I should point out that even though Todd believes, “He can’t be making this up. He’s only four!”, I can attest to the fact that preschool-aged kids make things up. Miss Sue from my La Petite Academy days could back that up.

As for the supporting cast, Kelly Reilly delivers some equally strong work opposite Kinnear as Todd’s wife, who’s experienced her own personal trials, and Connor Corum, while not great, still pulls off a serviceable job for being just a kid. As hard as it is to get a decent performance out of a child, serviceable is pretty good. Both Thomas Haden Church and Margo Martindale don’t really get that much to work with, although Martindale does share one touching graveyard scene with Kinnear.

Here’s the problem with this film, aside from the sometimes hokey soundtrack during the more lighthearted moments. They show us heaven, or at least Colton’s view of it. What we see is not only unsatisfying and cheesy in appearance, it takes you out of the film whenever it shows onscreen. Having a feathered haired Kenny Loggins for a Jesus made the experience a tad bit more laughable. It’s no wonder when Colton asks the angels he witnesses if they know Queen’s “We Will Rock You” they respond with laughter. He should’ve asked if they knew “Danger Zone”.

I’m not making fun of the real Colton’s situation. Regardless of whether he saw heaven or not, he and his family fought through a very serious situation.
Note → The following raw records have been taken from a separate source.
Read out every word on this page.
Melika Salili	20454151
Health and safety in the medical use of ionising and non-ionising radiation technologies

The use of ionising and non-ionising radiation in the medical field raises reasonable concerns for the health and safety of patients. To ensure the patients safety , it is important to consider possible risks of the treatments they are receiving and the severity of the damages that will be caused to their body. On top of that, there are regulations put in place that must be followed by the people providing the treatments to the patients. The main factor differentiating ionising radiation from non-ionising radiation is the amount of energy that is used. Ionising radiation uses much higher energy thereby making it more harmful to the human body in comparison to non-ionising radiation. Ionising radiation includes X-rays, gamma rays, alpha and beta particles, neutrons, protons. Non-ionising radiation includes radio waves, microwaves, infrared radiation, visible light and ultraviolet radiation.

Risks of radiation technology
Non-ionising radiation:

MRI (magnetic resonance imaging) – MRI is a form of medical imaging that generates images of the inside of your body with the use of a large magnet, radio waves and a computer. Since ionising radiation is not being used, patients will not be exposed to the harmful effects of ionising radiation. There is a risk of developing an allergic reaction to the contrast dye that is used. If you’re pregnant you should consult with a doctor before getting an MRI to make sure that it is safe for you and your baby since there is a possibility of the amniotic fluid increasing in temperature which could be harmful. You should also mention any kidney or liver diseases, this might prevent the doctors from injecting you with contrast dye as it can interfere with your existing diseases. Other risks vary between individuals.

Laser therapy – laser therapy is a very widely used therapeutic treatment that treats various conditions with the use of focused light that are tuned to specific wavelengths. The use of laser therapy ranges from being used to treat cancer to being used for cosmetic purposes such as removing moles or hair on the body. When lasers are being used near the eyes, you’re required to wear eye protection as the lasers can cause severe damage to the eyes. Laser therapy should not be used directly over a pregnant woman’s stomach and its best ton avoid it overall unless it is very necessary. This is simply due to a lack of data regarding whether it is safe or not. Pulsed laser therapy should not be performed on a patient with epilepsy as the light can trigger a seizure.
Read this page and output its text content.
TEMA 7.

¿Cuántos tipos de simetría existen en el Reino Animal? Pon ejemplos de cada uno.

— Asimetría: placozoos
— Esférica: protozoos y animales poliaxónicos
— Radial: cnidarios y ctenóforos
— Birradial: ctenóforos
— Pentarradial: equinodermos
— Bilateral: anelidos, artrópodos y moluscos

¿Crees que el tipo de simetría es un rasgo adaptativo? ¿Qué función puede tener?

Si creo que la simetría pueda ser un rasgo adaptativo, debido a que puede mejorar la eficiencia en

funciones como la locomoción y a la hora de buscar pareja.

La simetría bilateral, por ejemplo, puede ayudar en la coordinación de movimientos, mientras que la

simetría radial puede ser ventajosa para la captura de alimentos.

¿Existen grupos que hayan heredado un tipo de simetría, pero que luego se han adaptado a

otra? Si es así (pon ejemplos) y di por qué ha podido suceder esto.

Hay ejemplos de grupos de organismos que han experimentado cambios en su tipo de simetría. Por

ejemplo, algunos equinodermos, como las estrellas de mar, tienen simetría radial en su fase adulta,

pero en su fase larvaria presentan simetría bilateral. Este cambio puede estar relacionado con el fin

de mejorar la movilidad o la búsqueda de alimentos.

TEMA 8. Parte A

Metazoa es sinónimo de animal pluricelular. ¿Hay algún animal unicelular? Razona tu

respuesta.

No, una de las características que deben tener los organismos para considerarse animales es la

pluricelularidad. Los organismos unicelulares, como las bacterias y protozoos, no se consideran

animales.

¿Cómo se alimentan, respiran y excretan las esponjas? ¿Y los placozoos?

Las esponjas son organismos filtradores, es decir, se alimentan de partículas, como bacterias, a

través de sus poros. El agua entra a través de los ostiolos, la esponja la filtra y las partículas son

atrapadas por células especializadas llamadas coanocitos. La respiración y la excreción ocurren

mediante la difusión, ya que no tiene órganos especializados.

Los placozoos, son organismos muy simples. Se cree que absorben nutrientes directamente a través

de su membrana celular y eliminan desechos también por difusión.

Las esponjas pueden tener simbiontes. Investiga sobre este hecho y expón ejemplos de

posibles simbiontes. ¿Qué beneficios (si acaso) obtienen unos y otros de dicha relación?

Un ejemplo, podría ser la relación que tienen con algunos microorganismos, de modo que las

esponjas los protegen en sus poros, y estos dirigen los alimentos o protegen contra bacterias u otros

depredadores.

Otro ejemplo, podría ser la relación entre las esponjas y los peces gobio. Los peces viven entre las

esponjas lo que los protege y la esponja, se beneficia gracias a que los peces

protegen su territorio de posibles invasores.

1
This movie, though, slightly drops the ball in revealing heaven, and would’ve been so much better had Wallace decided to leave it up to the viewers’ imaginations. He’s already proven that he’s a strong enough writer to handle it that way. Why not put us in the shoes of those characters struggling to believe Colton’s story? Leave the heaven stuff to Colton’s descriptions of it; in fact, the whole point of this film isn’t the place of heaven itself, but the locals having their faith regarding heaven tested through this kid. Convince us of what the film doesn’t – or I should say shouldn’t – show us like the individuals in the film. Certain scenes such as Colton telling his mother about seeing “the baby that died in her tummy” carry enough emotional weight to affect the viewer without needing the additional moments of Footloose Jesus introducing Colton to his unborn sister.

That’s not a spoiler, by the way. It’s in the trailer, so I’m not ruining anything for you.

Heaven Is for Real sometimes borders on too much sentimentality, and goes for a Frank Capra-esque ending at the pulpit that’s purely there to tug some more on those heartstrings. That said, while this is a flawed film, it still managed to exceed my expectations of it, which weren’t much and lands somewhere in between not as good as Gimme Shelter yet much better than God’s Not Dead. The unnecessary and ironically bland imagery of heaven may pull you out of the film, but the talented cast and enough genuinely heartfelt moments are enough for me to say if you wanted to show this for a Sunday school class, renting it once it’s out on video wouldn’t hurt.

I give Heaven Is for Real a C+ (★★½).